Las elecciones presidenciales que se llevaron a cabo el día 11 de abril dejaron en carrera para el balotaje que se llevó a cabo el 6 de junio a Pedro Castillo del partido Perú Libre y a Keiko Fujimori de Fuerza Popular. Los porcentajes alcanzados en esa primera vuelta de las elecciones, los personajes y los partidos que encabezaron mostraron varios elementos y factores que delinearían el balotaje que se llevó a cabo en junio. Los porcentajes alcanzados entre los dos sumados, que pasaron al balotaje, apenas superaban el 30 por ciento de los votos, lo cual mostraba una extrema dispersión del electorado. Esta dispersión confirma una profundización de la fragmentación del sistema político en Perú, que se expresa en el Congreso. En las elecciones del 2016 seis partidos lograron superar el mínimo requerido para representar al ciudadano, mientras que, en las elecciones del año 2020, por la disolución constitucional del Congreso, fueron nueve y este año ingresaron diez fuerzas políticas.

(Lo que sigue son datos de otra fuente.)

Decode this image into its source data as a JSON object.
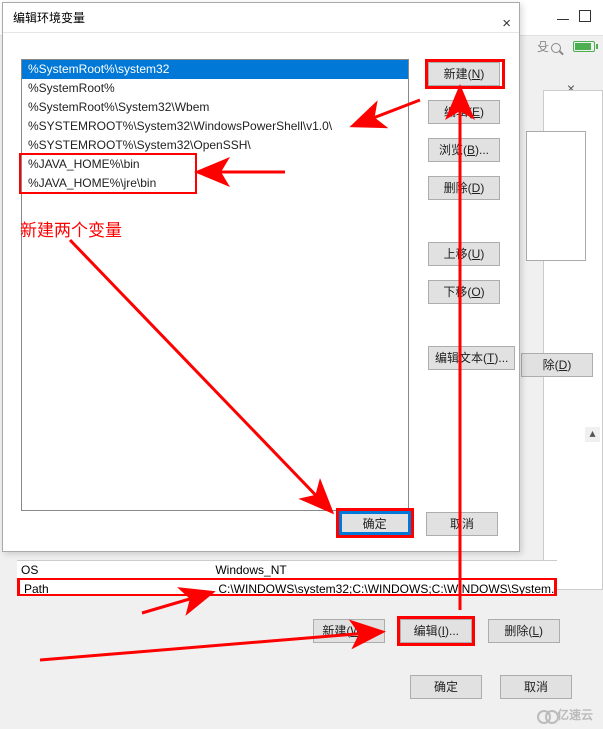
{
  "dialog": {
    "title": "编辑环境变量",
    "close_glyph": "×",
    "list_items": [
      "%SystemRoot%\\system32",
      "%SystemRoot%",
      "%SystemRoot%\\System32\\Wbem",
      "%SYSTEMROOT%\\System32\\WindowsPowerShell\\v1.0\\",
      "%SYSTEMROOT%\\System32\\OpenSSH\\",
      "%JAVA_HOME%\\bin",
      "%JAVA_HOME%\\jre\\bin"
    ],
    "selected_index": 0,
    "buttons": {
      "new": {
        "label": "新建",
        "hotkey": "N"
      },
      "edit": {
        "label": "编辑",
        "hotkey": "E"
      },
      "browse": {
        "label": "浏览",
        "hotkey": "B",
        "suffix": "..."
      },
      "delete": {
        "label": "删除",
        "hotkey": "D"
      },
      "move_up": {
        "label": "上移",
        "hotkey": "U"
      },
      "move_down": {
        "label": "下移",
        "hotkey": "O"
      },
      "edit_text": {
        "label": "编辑文本",
        "hotkey": "T",
        "suffix": "..."
      }
    },
    "ok": "确定",
    "cancel": "取消"
  },
  "mid": {
    "rows": {
      "os": {
        "name": "OS",
        "value": "Windows_NT"
      },
      "path": {
        "name": "Path",
        "value": "C:\\WINDOWS\\system32;C:\\WINDOWS;C:\\WINDOWS\\System..."
      }
    },
    "buttons": {
      "new": {
        "label": "新建",
        "hotkey": "W",
        "suffix": "..."
      },
      "edit": {
        "label": "编辑",
        "hotkey": "I",
        "suffix": "..."
      },
      "delete": {
        "label": "删除",
        "hotkey": "L"
      }
    }
  },
  "parent": {
    "delete_btn": {
      "label": "除",
      "hotkey": "D"
    },
    "ok": "确定",
    "cancel": "取消",
    "search_fragment": "殳",
    "close_glyph": "×",
    "scroll_up_glyph": "▴"
  },
  "annotation": {
    "text": "新建两个变量"
  },
  "watermark": "亿速云",
  "colors": {
    "highlight": "#ff0000",
    "selection": "#0078d7"
  }
}
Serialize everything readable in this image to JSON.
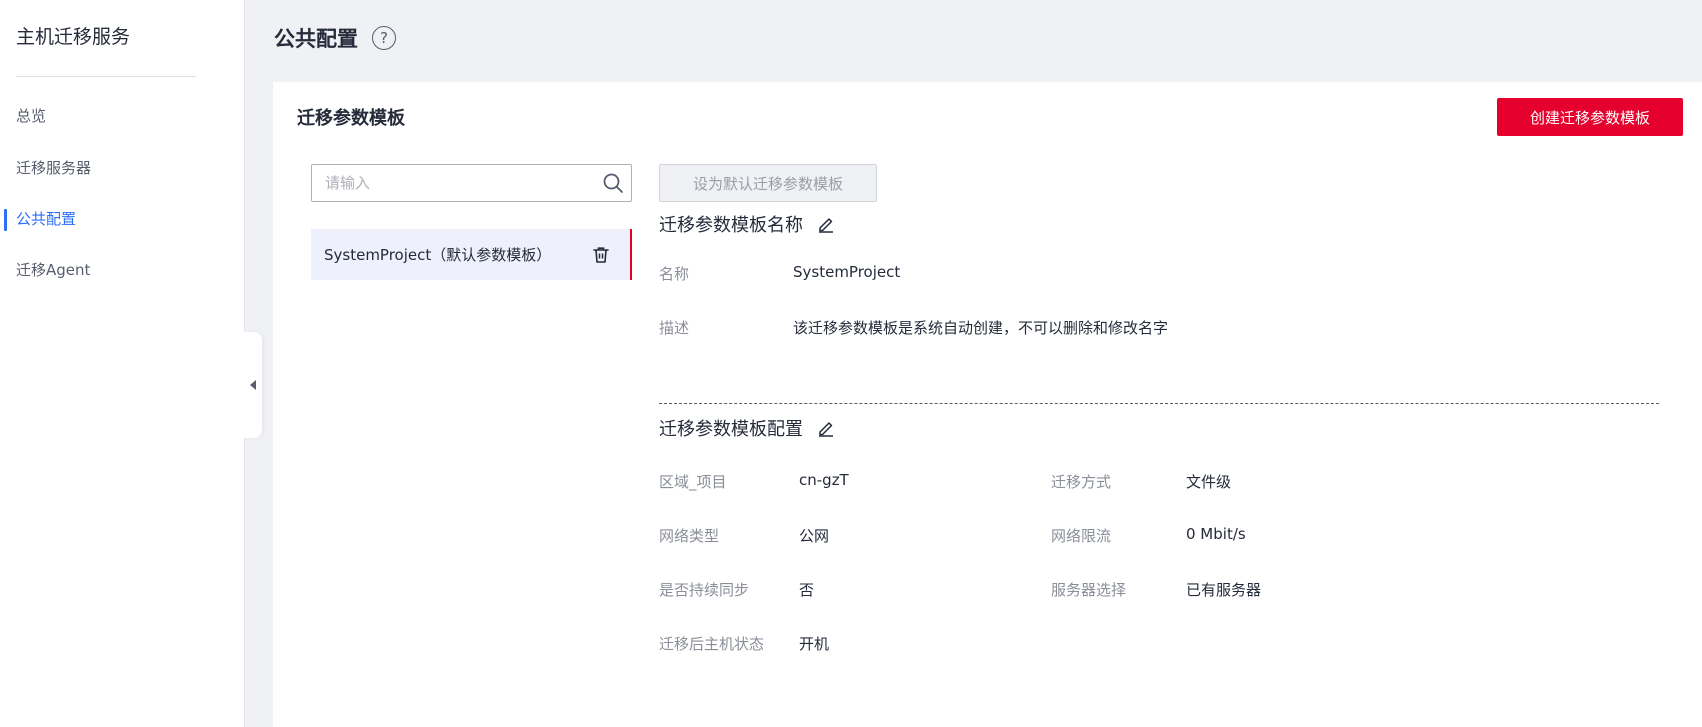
{
  "sidebar": {
    "title": "主机迁移服务",
    "items": [
      {
        "label": "总览",
        "active": false
      },
      {
        "label": "迁移服务器",
        "active": false
      },
      {
        "label": "公共配置",
        "active": true
      },
      {
        "label": "迁移Agent",
        "active": false
      }
    ]
  },
  "header": {
    "title": "公共配置",
    "help_icon": "question-circle-icon"
  },
  "card": {
    "title": "迁移参数模板",
    "create_button": "创建迁移参数模板",
    "search": {
      "placeholder": "请输入",
      "value": ""
    },
    "default_button": "设为默认迁移参数模板",
    "template_item": {
      "label": "SystemProject（默认参数模板）"
    },
    "name_section": {
      "title": "迁移参数模板名称",
      "name_label": "名称",
      "name_value": "SystemProject",
      "desc_label": "描述",
      "desc_value": "该迁移参数模板是系统自动创建，不可以删除和修改名字"
    },
    "config_section": {
      "title": "迁移参数模板配置",
      "fields": [
        {
          "label": "区域_项目",
          "value": "cn-gzT"
        },
        {
          "label": "迁移方式",
          "value": "文件级"
        },
        {
          "label": "网络类型",
          "value": "公网"
        },
        {
          "label": "网络限流",
          "value": "0 Mbit/s"
        },
        {
          "label": "是否持续同步",
          "value": "否"
        },
        {
          "label": "服务器选择",
          "value": "已有服务器"
        },
        {
          "label": "迁移后主机状态",
          "value": "开机"
        }
      ]
    }
  },
  "colors": {
    "accent_blue": "#2e6ff6",
    "primary_red": "#e6002d",
    "selected_bg": "#eef0fb",
    "page_bg": "#f0f1f5"
  }
}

Pedro Castillo alcanzó poco más del 19 por ciento de los votos mientras que Keiko Fujimori el 13 por ciento. Una semana antes de las elecciones, había un empate técnico entre cinco candidatos que rondaban el 10 por ciento de votos y no estaba en ese pelotón Castillo que ni siquiera figuraba con posibilidades. Castillo no tenía un pasado como político y su figura surgió desde la trinchera sindical cuando canalizó las reivindicaciones de los maestros en una huelga del magisterio en el año 2017. Durante 75 días más de un cuarto de millón de maestros siguieron las orientaciones de Castillo, quien, desde las bases regionales del Sindicato Unitario de Trabajadores en la Educación, cuestionaron la orientación de la dirigencia. Castillo además de maestro en el departamento de Cajamarca, forma parte de las rondas campesinas que surgieron en los años setenta del siglo pasado para suplir la poca presencia del Estado en materia de seguridad. Esas credenciales solas no serían suficientes para catapultar a un postulante a la presidencia si no fuera por el descrédito de la clase política que se expresa en que varios presidentes han estado involucrados en casos de corrupción. Los casos más relevantes son los de los expresidentes Alan García quien se suicidó antes de ser detenido, Alejandro Toledo, quien se encuentra en Estados Unidos prófugo de la justicia, Kuczynski y Ollanta Humala quienes enfrentan procesos de corrupción, Martín Vizcarra por el caso Odebrecht y Keiko Fujimori quien enfrenta un juicio por lavado de activos, además de otros que se le abrieron con una perspectiva de treinta años de prisión. Hay en estos casos una síntesis de la clase política que atañe la capital y renueva la dicotomía entre el espacio andino y el costero y sobre todo capitalino. Esta dicotomía que se arrastra desde la época colonial se expresó en la primera vuelta de las elecciones y en el balotaje. Es ilustrativo al respecto que Perú Libre, partido que propulsó a Castillo como presidente haya ganado en quince departamentos, entre los cuales todos los andinos. Y también es ilustrativo que en Lima haya triunfado Rafael Aliaga, propulsado por el partido Renovación Popular, representante más claro en su mensaje como ultraconservador y enfáticamente contrario a la nueva agenda de derechos y a legislar con una perspectiva aperturista sobre el aborto y el matrimonio.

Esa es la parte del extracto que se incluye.